Поражение 3 апреля было для Коммуны тяжелым нравственным ударом. Бержере был снят. На посту коменданта укрепленного района Парижа его заменил профессиональный военный, окончивший Академию Генерального штаба в Петербурге, польский политический эмигрант Ярослав Домбровский.
С ним Лавров познакомился еще в июле прошлого года, на именинах Анны Чаплицкой, — Домбровский оказался в числе ее гостей.
Квартиру Анны нередко посещали польские эмигранты. Однажды Лавров разговорился там с Домбровским и еще с одним поляком, который рекомендовался как «профессор польского искусства». Разговор шел по-французски, но вот Домбровский, обращаясь к Лаврову, заговорил по-русски, и тогда профессор демонстративно вышел из комнаты: он не желал присутствовать там, где слышал русскую речь. Подобное русофобие в глазах Лаврова, конечно, было дикостью… Но с проявлениями антагонизма национального приходилось считаться.
Парижане относились к иностранцам без враждебности, но с недоверием, и Домбровскому коммунары не без колебаний поручили оборону западного предместья Парижа — Нейи. Не без колебаний, потому что — не француз…
Версальцы упорно атаковали Нейи, и тут особенно упорную оборону сумел организовать Домбровский. Вырубов потом рассказывал, что Домбровский просил устроить перевязочный пункт и правильные рейсы санитарных карет, чтобы вывозить раненых с линии огня. Вырубов должен был поехать посмотреть, выполнима ли эта просьба. Рвалась шрапнель, ему пришлось пробираться вдоль стен. Увидев Домбровского — как потом оказалось, в первый и последний раз — Вырубов им восхитился: среди штатских, едва научившихся обращаться с оружием, он был здесь единственным настоящим военным.
Другим настоящим военным среди генералов Коммуны оказался соотечественник Домбровского Валерий Врублевский. Он возглавил оборону на юго-западе, и его правый фланг смыкался с левым флангом Домбровского.
Проезд по железной дороге был свободен, и вот снова приехал в Париж и явился к Лаврову Сажин. Ради конспирации он именовал себя на французский лад — Арман Росс. Он говорил, что хочет принять непосредственное участие в защите Парижской Коммуны.
Военная слабость Коммуны становилась очевидной. Лавров был этим страшно удручен. Все более убеждался, что вряд ли коммунары смогут устоять без помощи извне. Он решил поехать в Брюссель и в Лондон, чтобы призвать Генеральный совет Интернационала организовать возможное содействие коммунарам из-за границы. Об этом он сказал Варлену и его товарищам. Получил от Коммуны заграничный паспорт. Никаких иных документов у него не было.
Сажину он предложил поселиться в его мансарде в проезде Сен-Мишель. Обратил его внимание на консьержа- преданного сторонника Коммуны, на которого можно было положиться. Сказал также, что в случае необходимости Сажин может укрыться в лазарете у Вырубова, и дал адрес.
Сажин проводил Лаврова и Анну Чаплицкую на Северный вокзал.
За чертой города поезд остановился: полицейские и таможенники версальского правительства производили досмотр. Офицер полиции увидел бумаги Лаврова и возмутился:
— Это что за паспорт?
— Я иностранец, эмигрант, — сказал Лавров. — Я жил в Париже. Мне понадобилось отправиться в Лондон. Для этого требуется нынче паспорт…

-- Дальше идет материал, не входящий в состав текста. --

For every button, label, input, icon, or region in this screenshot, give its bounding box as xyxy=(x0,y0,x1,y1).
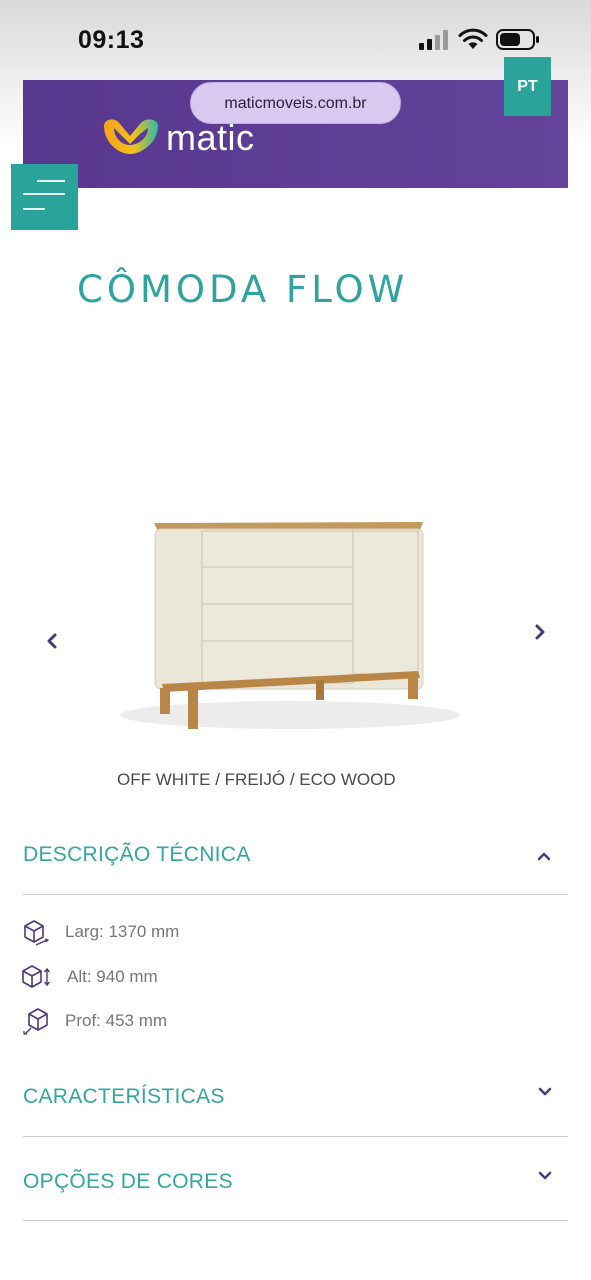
chevron-down-icon[interactable] xyxy=(537,1170,553,1182)
menu-line xyxy=(37,180,65,182)
variant-label: OFF WHITE / FREIJÓ / ECO WOOD xyxy=(117,770,396,789)
chevron-left-icon[interactable] xyxy=(40,629,64,653)
divider xyxy=(23,1220,568,1221)
language-button[interactable]: PT xyxy=(504,57,551,116)
divider xyxy=(23,894,568,895)
chevron-down-icon[interactable] xyxy=(537,1086,553,1098)
spec-width-text: Larg: 1370 mm xyxy=(65,922,180,941)
width-box-icon xyxy=(24,920,50,946)
battery-icon xyxy=(496,29,539,50)
status-time: 09:13 xyxy=(78,26,145,54)
section-technical-title[interactable]: DESCRIÇÃO TÉCNICA xyxy=(23,843,251,867)
cellular-signal-icon xyxy=(419,30,448,50)
logo-wordmark: matic xyxy=(166,117,255,158)
status-bar: 09:13 xyxy=(0,0,591,80)
menu-button[interactable] xyxy=(11,164,78,230)
wifi-icon xyxy=(458,28,488,49)
height-box-icon xyxy=(22,965,51,988)
divider xyxy=(23,1136,568,1137)
chevron-right-icon[interactable] xyxy=(528,620,552,644)
menu-line xyxy=(23,208,45,210)
depth-box-icon xyxy=(23,1008,48,1035)
section-colors-title[interactable]: OPÇÕES DE CORES xyxy=(23,1170,233,1194)
product-image xyxy=(120,522,460,729)
section-features-title[interactable]: CARACTERÍSTICAS xyxy=(23,1085,225,1109)
menu-line xyxy=(23,193,65,195)
page-title: CÔMODA FLOW xyxy=(77,268,409,311)
spec-height-text: Alt: 940 mm xyxy=(67,967,158,986)
chevron-up-icon[interactable] xyxy=(536,850,552,862)
spec-depth-text: Prof: 453 mm xyxy=(65,1011,168,1030)
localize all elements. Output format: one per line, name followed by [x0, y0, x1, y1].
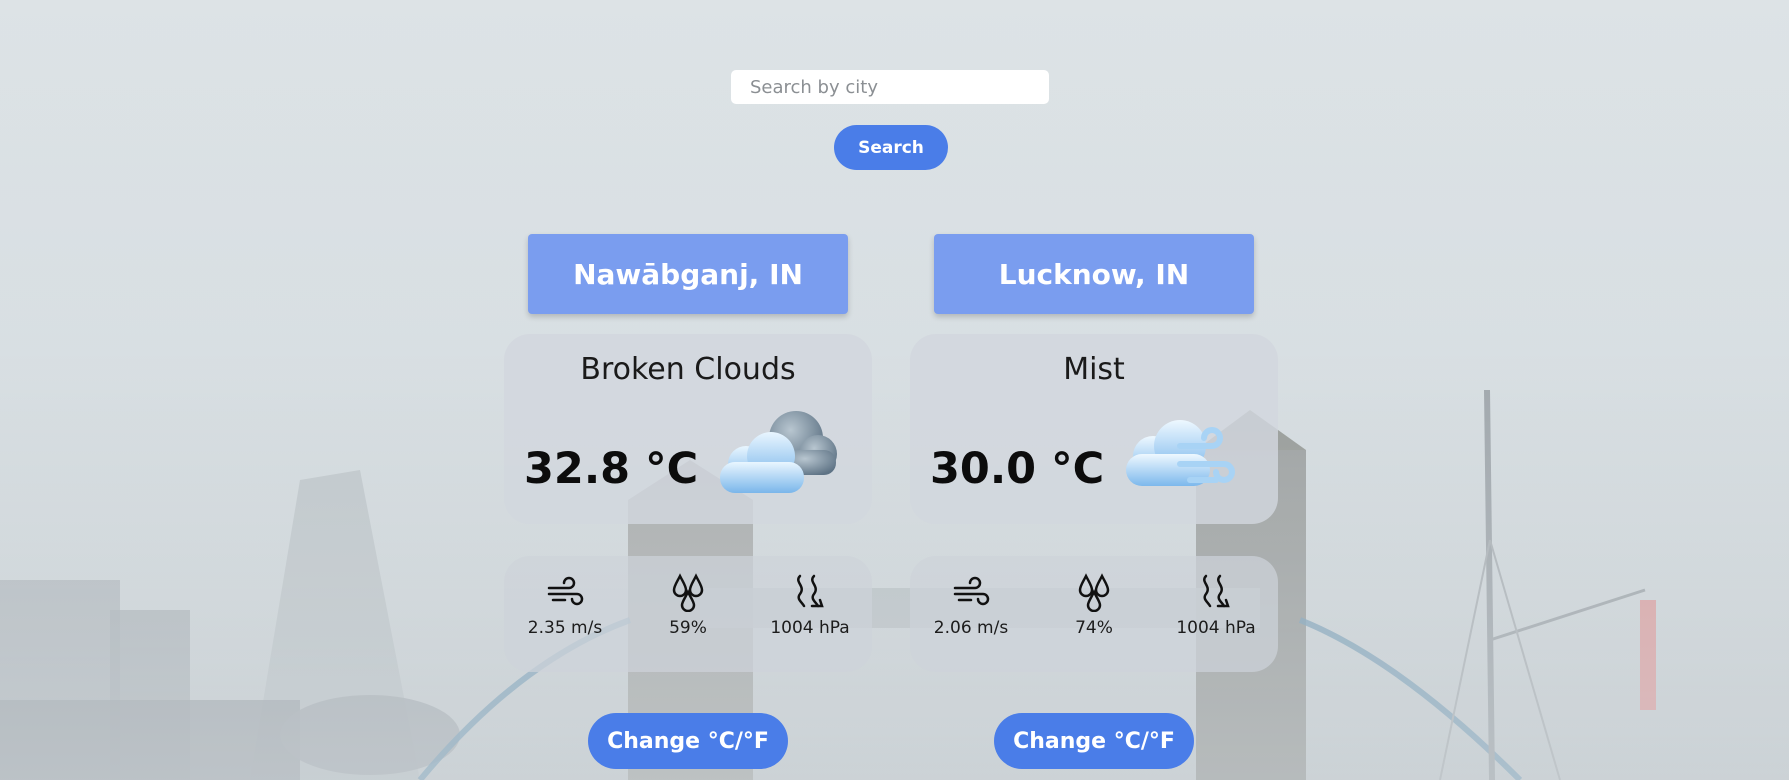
search-button[interactable]: Search	[834, 125, 948, 170]
wind-icon	[547, 576, 584, 606]
stats-panel: 2.06 m/s 74% 1004 hPa	[910, 556, 1278, 672]
unit-toggle-button[interactable]: Change °C/°F	[588, 713, 788, 769]
temperature-value: 30.0 °C	[930, 444, 1105, 494]
unit-toggle-button[interactable]: Change °C/°F	[994, 713, 1194, 769]
wind-stat: 2.35 m/s	[504, 572, 626, 638]
city-title: Nawābganj, IN	[528, 234, 848, 314]
humidity-value: 59%	[669, 618, 707, 638]
humidity-icon	[1078, 573, 1110, 612]
wind-stat: 2.06 m/s	[910, 572, 1032, 638]
background-image	[0, 0, 1789, 780]
pressure-stat: 1004 hPa	[749, 572, 871, 638]
wind-icon	[953, 576, 990, 606]
humidity-value: 74%	[1075, 618, 1113, 638]
stats-panel: 2.35 m/s 59% 1004 hPa	[504, 556, 872, 672]
broken-clouds-icon	[720, 411, 837, 493]
pressure-icon	[1203, 574, 1230, 608]
pressure-stat: 1004 hPa	[1155, 572, 1277, 638]
wind-value: 2.35 m/s	[527, 618, 603, 638]
humidity-stat: 59%	[627, 572, 749, 638]
pressure-value: 1004 hPa	[770, 618, 850, 638]
search-input[interactable]	[731, 70, 1049, 104]
condition-text: Broken Clouds	[580, 352, 796, 387]
condition-panel: Broken Clouds 32.8 °C	[504, 334, 872, 524]
city-title: Lucknow, IN	[934, 234, 1254, 314]
humidity-stat: 74%	[1033, 572, 1155, 638]
pressure-icon	[797, 574, 824, 608]
condition-text: Mist	[1063, 352, 1125, 387]
condition-panel: Mist 30.0 °C	[910, 334, 1278, 524]
wind-value: 2.06 m/s	[933, 618, 1009, 638]
temperature-value: 32.8 °C	[524, 444, 699, 494]
humidity-icon	[672, 573, 704, 612]
mist-icon	[1126, 420, 1235, 486]
pressure-value: 1004 hPa	[1176, 618, 1256, 638]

— Но он визирован не законным правительством, а мятежниками!
— А чем же я виноват, что законное правительство убежало из Парижа?.. Не нравится вам мой паспорт, так дайте другой, настоящий.
Пропустили…
В Брюсселе редактор газеты «Internationale» Сезар де Дап, узнав, что Лавров намерен ехать в Лондон, 25 апреля передал ему свое письмо к Марксу.
«Пересылаю Вам настоящее письмо, — писал Де Пап, — через одного из наших добрых друзей, члена парижской секции Тэрн, гражданина Лаврова, характер которого, обширные познания и большую преданность Интернационалу, в частности, и социальному прогрессу вообще, мы оценили во время его пребывания в Бельгии».
Анна предпочла остаться в Брюсселе, и он поехал в Англию один. Сначала в портовый город Антверпен, оттуда на пароходе — в Лондон.